Getting back to normal is not possible
Published 6:06 pm Friday, April 17, 2020
President Trump is chomping at the bit to open up businesses and get back to some normalcy. But it’s just not possible without putting the lives of many people across this nation in danger, including Elizabethton.
Tennessee Gov. Bill Lee was wise to dismiss school for the rest of the year. This COVID-19 pandemic is no where near over. There is still a big threat to communities such as ours. This week a Roan Mountain resident died from the coronavirus. Testing is being done in the community to check the spread. Wednesday, a sunny day with blue skies beckoned people outdoors, especially gardeners. Business was strong at a Roan Mountain hardware. There were reports that store was doing a brisk business as gardeners were buying supplies with little regard to social distancing and that a man in their community had just died of COVID-19.
Sure, seniors will miss graduation, proms, end-of-school trips and other events. But, it is better to forego these events than to put lives at risk.
All it takes are a few bad choices by a few individuals to potentially put dozens of lives at risk.

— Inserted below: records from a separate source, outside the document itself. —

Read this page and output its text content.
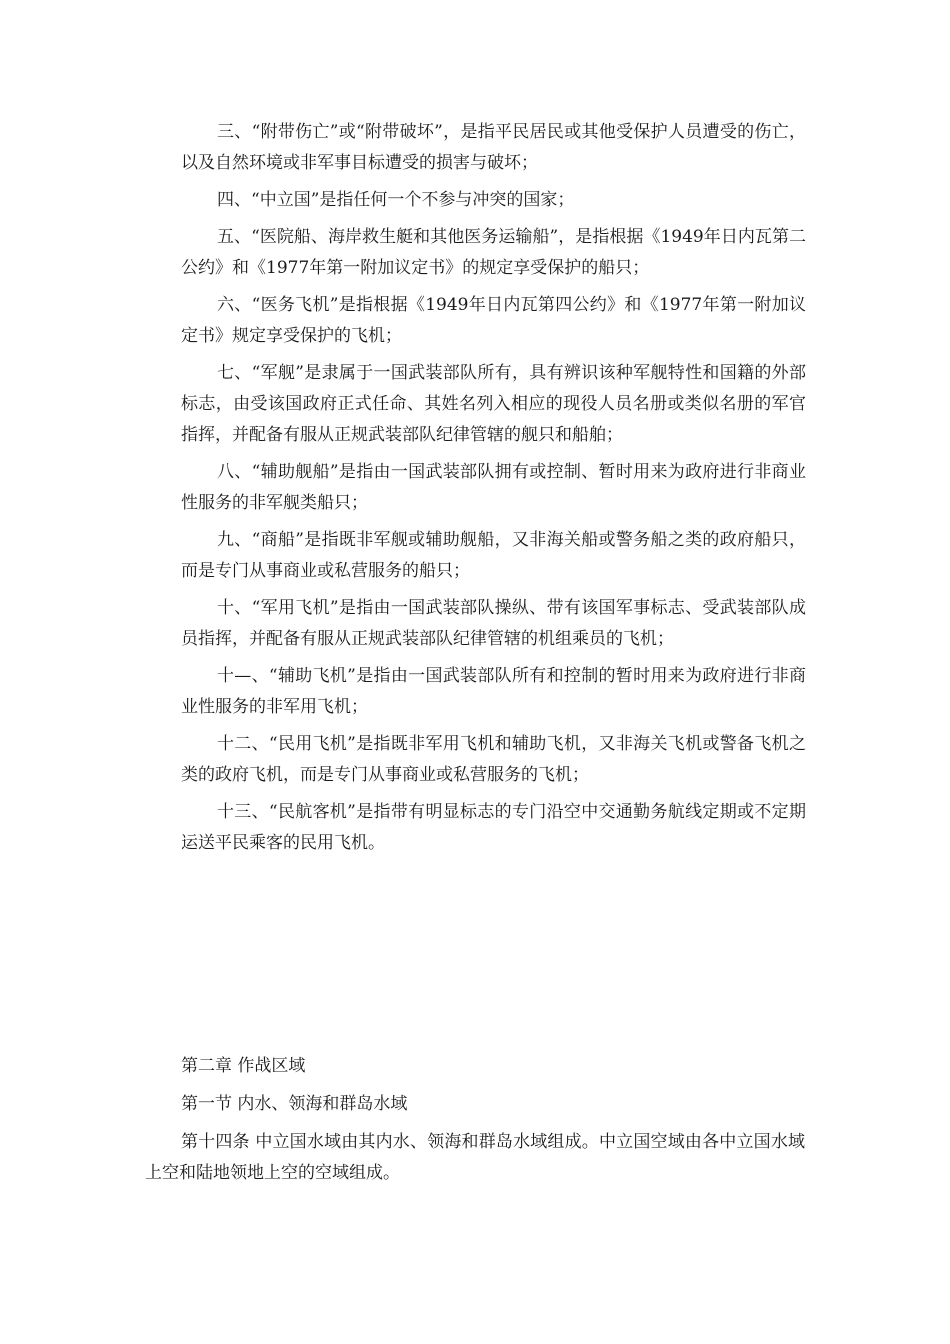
三、“附带伤亡”或“附带破坏”，是指平民居民或其他受保护人员遭受的伤亡，以及自然环境或非军事目标遭受的损害与破坏；

四、“中立国”是指任何一个不参与冲突的国家；

五、“医院船、海岸救生艇和其他医务运输船”，是指根据《1949年日内瓦第二公约》和《1977年第一附加议定书》的规定享受保护的船只；

六、“医务飞机”是指根据《1949年日内瓦第四公约》和《1977年第一附加议定书》规定享受保护的飞机；

七、“军舰”是隶属于一国武装部队所有，具有辨识该种军舰特性和国籍的外部标志，由受该国政府正式任命、其姓名列入相应的现役人员名册或类似名册的军官指挥，并配备有服从正规武装部队纪律管辖的舰只和船舶；

八、“辅助舰船”是指由一国武装部队拥有或控制、暂时用来为政府进行非商业性服务的非军舰类船只；

九、“商船”是指既非军舰或辅助舰船，又非海关船或警务船之类的政府船只，而是专门从事商业或私营服务的船只；

十、“军用飞机”是指由一国武装部队操纵、带有该国军事标志、受武装部队成员指挥，并配备有服从正规武装部队纪律管辖的机组乘员的飞机；

十—、“辅助飞机”是指由一国武装部队所有和控制的暂时用来为政府进行非商业性服务的非军用飞机；

十二、“民用飞机”是指既非军用飞机和辅助飞机，又非海关飞机或警备飞机之类的政府飞机，而是专门从事商业或私营服务的飞机；

十三、“民航客机”是指带有明显标志的专门沿空中交通勤务航线定期或不定期运送平民乘客的民用飞机。

第二章 作战区域

第一节 内水、领海和群岛水域

第十四条 中立国水域由其内水、领海和群岛水域组成。中立国空域由各中立国水域上空和陆地领地上空的空域组成。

There aren’t too many people out there who are fully enjoying this whole shelter-in-place thing, whether it be ordered or just recommended.

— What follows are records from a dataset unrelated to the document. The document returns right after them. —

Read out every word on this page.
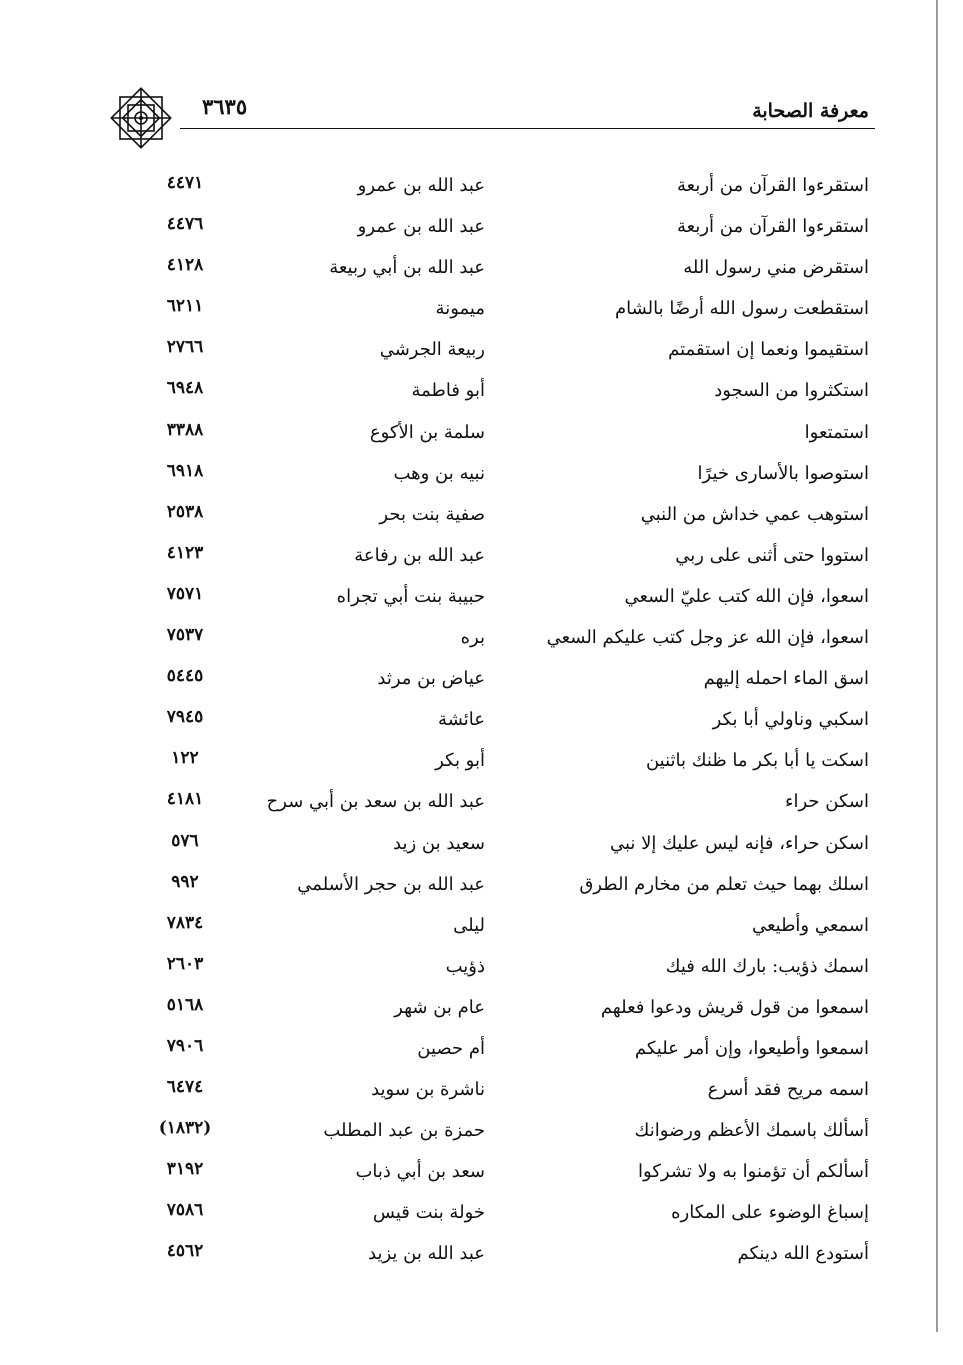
معرفة الصحابة
٣٦٣٥
استقرءوا القرآن من أربعة
عبد الله بن عمرو
٤٤٧١
استقرءوا القرآن من أربعة
عبد الله بن عمرو
٤٤٧٦
استقرض مني رسول الله
عبد الله بن أبي ربيعة
٤١٢٨
استقطعت رسول الله أرضًا بالشام
ميمونة
٦٢١١
استقيموا ونعما إن استقمتم
ربيعة الجرشي
٢٧٦٦
استكثروا من السجود
أبو فاطمة
٦٩٤٨
استمتعوا
سلمة بن الأكوع
٣٣٨٨
استوصوا بالأسارى خيرًا
نبيه بن وهب
٦٩١٨
استوهب عمي خداش من النبي
صفية بنت بحر
٢٥٣٨
استووا حتى أثنى على ربي
عبد الله بن رفاعة
٤١٢٣
اسعوا، فإن الله كتب عليّ السعي
حبيبة بنت أبي تجراه
٧٥٧١
اسعوا، فإن الله عز وجل كتب عليكم السعي
بره
٧٥٣٧
اسق الماء احمله إليهم
عياض بن مرثد
٥٤٤٥
اسكبي وناولي أبا بكر
عائشة
٧٩٤٥
اسكت يا أبا بكر ما ظنك باثنين
أبو بكر
١٢٢
اسكن حراء
عبد الله بن سعد بن أبي سرح
٤١٨١
اسكن حراء، فإنه ليس عليك إلا نبي
سعيد بن زيد
٥٧٦
اسلك بهما حيث تعلم من مخارم الطرق
عبد الله بن حجر الأسلمي
٩٩٢
اسمعي وأطيعي
ليلى
٧٨٣٤
اسمك ذؤيب: بارك الله فيك
ذؤيب
٢٦٠٣
اسمعوا من قول قريش ودعوا فعلهم
عام بن شهر
٥١٦٨
اسمعوا وأطيعوا، وإن أمر عليكم
أم حصين
٧٩٠٦
اسمه مريح فقد أسرع
ناشرة بن سويد
٦٤٧٤
أسألك باسمك الأعظم ورضوانك
حمزة بن عبد المطلب
(١٨٣٢)
أسألكم أن تؤمنوا به ولا تشركوا
سعد بن أبي ذباب
٣١٩٢
إسباغ الوضوء على المكاره
خولة بنت قيس
٧٥٨٦
أستودع الله دينكم
عبد الله بن يزيد
٤٥٦٢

We miss family gatherings. There isn’t time to catch up with friends in person. No attending church.
It’s difficult not personally interacting with (at least some) co-workers.
We all can’t wait until things get back to “normal.”
But will things ever return to the way they were just one month ago.
A lot of jobs have been lost. Businesses shut their doors. Some of those businesses aren’t coming back. Neither are some of those jobs.
And the work environments of those businesses that emerge intact could permanently change.
We have been warned by the nation’s top doctors — even health professionals in this area — that if we decide too soon that our national and local economies have to be rescued, people will die and those economies will suffer.
Public health officials have told us this again and again about fighting COVID-19. And they have been right. Not the people who insist, even now, that the virus is no worse than the plain old flu. The experts have been right about the need to close schools, to shutter restaurant dining rooms, to stay six feet apart for everyone’s sake. They’ve been right about such measures being necessary everywhere, including states such as Tennessee and in Elizabethton and Carter County despite some who dared to take a risk.
No, public health officials have not been flawless, but they and the governments who acted decisively have saved their states from a president who for weeks delivered a much different message about COVID-19. Governors know their state better than anyone else.
We understand that for most, the reopen movement is fueled by genuine economic fear. People are out of work. Their businesses and dreams are dying, and there are legitimate questions in Tennessee and elsewhere about when the cost of shuttering businesses will outweigh the benefit of continued restrictions.
This week, more robust testing will provide local and state health officials better data about the virus, where and how fast the virus is spreading or abating. Public health officials need better data about the virus to evaluate the risks of bringing people together again.
“Trust us” should not be an option for any state, including Tennessee. Especially now, Americans need to understand why COVID-19 demands sacrifice from us, and why the alternative to those sacrifices remain, at least for the near future, a very dangerous path to take.